Expression of LXA₄ receptor (ALX) RNA and protein in peripheral blood leukocytes. (A) ALX RNA in whole blood from subjects with severe asthma, subjects with nonsevere asthma, and healthy individuals was analyzed by quantitative polymerase chain reaction (see Methods). Results are expressed as the fold change in ALX expression (2^−ΔΔC_t), using the healthy group as the calibrator arbitrarily set at 1 (healthy, n = 7; nonsevere, n = 10; severe, n = 24). (B) ALX surface expression on peripheral blood leukocytes was determined by flow cytometry (ALX antibody, 1:50 dilution) (see Methods).

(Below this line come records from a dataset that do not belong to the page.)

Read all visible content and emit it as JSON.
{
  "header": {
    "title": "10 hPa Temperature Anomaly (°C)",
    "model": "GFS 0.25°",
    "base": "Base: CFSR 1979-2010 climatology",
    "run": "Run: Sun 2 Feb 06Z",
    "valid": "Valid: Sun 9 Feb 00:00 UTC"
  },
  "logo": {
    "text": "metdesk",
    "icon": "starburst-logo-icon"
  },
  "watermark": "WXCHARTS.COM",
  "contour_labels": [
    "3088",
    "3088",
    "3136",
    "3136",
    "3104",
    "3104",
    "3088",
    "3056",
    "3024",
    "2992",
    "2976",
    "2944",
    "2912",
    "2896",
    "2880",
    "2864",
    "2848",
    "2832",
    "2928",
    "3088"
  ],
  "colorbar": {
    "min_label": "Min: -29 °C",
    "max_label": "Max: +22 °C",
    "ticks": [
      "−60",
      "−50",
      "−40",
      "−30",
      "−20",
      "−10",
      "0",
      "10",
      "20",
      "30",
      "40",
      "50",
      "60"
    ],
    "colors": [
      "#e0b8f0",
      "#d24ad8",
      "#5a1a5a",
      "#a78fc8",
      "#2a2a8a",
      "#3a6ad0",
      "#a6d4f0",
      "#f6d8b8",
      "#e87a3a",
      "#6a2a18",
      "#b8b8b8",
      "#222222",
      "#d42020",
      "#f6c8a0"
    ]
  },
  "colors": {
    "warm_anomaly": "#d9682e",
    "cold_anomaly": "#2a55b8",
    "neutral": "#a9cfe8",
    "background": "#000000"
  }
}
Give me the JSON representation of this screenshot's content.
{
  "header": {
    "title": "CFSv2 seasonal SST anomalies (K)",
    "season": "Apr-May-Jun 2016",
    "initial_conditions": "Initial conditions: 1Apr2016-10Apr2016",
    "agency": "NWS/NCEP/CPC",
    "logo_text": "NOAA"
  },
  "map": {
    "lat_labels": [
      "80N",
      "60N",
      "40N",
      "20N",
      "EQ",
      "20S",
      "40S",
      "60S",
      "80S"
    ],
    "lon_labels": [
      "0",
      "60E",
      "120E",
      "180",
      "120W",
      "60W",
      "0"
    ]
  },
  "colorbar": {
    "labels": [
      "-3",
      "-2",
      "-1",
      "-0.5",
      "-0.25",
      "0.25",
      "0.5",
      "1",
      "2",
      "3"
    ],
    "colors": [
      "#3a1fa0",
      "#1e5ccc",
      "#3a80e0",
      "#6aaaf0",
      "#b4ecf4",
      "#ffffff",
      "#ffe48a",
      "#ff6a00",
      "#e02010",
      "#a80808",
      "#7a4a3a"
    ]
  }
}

Histograms show the isotype control (shaded) overlaid in boldface by ALX expression in neutrophils. Inset: Numbers indicate the median fluorescence intensity (MFI) minus the MFI of the isotype control. (C) Quantitation of ALX surface expression in leukocyte subsets (neutrophils, eosinophils, lymphocytes, and macrophages) in subjects with severe and nonsevere asthma and healthy individuals. Results are expressed as individual values. *P < 0.05 for asthma subjects compared with healthy individuals.